There seemed to be genuine surprise on her face. “Smith! Good heavens, what’s that old fossil got to do with it?”

“That’s what I want to know.”

“Now I know you’re crazy. He hasn’t anything to do with it.”

“Well, how did you happen to meet him? What’s—”

The doorbell rang sharply.

“See who it is,” I said to Edna.

She went to the telephone, pressed the button, said, “Who is it?”

Looking at her face, I knew from the expression of sheer terror what the answer was.

“Have you got any things here?” I asked Roberta. “A bag, clothes, anything?”

She shook her head. “I left the apartment without anything. I telegraphed Edna collect and she wired me money to come here. I haven’t had a chance to buy anything. I—”

“Grab everything you’ve got,” I said, “everything that would indicate you’d been here. Let’s get going.”

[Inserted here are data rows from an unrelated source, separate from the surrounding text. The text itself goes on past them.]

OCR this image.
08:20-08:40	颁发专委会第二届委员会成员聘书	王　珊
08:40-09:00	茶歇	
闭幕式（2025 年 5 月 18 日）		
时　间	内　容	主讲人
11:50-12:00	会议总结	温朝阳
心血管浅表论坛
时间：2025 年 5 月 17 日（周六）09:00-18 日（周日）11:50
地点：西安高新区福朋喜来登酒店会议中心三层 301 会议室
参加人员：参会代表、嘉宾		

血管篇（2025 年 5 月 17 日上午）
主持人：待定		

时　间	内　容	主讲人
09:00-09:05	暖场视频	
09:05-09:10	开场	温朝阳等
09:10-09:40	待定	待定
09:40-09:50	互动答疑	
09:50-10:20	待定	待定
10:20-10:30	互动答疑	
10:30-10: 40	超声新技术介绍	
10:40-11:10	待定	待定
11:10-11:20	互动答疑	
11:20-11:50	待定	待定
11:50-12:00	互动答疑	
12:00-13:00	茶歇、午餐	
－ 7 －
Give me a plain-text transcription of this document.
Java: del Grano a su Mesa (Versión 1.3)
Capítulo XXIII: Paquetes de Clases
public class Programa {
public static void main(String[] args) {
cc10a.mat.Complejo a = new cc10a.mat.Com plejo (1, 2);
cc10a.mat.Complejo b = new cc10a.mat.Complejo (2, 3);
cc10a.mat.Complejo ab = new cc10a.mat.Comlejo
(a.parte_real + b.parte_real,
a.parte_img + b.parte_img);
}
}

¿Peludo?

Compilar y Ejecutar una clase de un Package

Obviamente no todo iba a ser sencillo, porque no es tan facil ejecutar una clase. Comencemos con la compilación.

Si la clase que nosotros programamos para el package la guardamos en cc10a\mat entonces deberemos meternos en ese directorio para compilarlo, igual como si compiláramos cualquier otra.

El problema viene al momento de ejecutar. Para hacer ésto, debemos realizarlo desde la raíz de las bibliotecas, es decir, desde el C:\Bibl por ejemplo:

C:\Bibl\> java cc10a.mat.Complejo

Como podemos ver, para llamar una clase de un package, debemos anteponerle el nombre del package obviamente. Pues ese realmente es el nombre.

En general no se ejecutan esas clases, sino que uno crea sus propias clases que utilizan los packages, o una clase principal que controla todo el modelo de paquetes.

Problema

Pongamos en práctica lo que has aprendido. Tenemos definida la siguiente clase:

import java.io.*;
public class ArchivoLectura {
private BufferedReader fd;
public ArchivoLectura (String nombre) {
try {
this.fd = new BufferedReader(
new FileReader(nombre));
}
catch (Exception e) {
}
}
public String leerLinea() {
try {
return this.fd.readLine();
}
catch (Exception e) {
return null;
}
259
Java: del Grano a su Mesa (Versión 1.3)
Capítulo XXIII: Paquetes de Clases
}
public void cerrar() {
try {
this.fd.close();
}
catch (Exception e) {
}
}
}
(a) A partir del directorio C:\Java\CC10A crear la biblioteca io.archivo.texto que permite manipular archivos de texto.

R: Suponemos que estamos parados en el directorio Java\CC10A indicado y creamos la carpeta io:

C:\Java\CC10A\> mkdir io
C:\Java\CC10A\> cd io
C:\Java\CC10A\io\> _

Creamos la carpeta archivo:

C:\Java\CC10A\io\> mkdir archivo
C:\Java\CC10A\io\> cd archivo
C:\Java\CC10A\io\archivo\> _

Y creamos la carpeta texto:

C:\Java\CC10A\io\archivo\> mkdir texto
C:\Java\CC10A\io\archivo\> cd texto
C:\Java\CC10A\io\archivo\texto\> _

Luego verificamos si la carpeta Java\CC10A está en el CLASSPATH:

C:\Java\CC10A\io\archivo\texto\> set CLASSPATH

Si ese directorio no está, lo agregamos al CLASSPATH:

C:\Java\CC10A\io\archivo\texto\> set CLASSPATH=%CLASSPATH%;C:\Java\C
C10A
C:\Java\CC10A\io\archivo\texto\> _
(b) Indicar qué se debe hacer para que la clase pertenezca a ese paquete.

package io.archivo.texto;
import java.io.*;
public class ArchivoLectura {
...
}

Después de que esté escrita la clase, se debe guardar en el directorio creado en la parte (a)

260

“I don’t understand,” she said.

I said to Edna, “Press the buzzer that opens the downstairs door. Take all these extra cigarette butts from the ash tray, and throw them out of the window. Be putting on that housecoat when they come to the door.”

I saw Edna’s hand groping for the button which controlled the buzzer.

“Who is it?” Roberta asked.

Edna turned to her. Her quivering lips couldn’t answer.

“The police, of course,” I said, grabbed Roberta’s wrist, and rushed her to the door.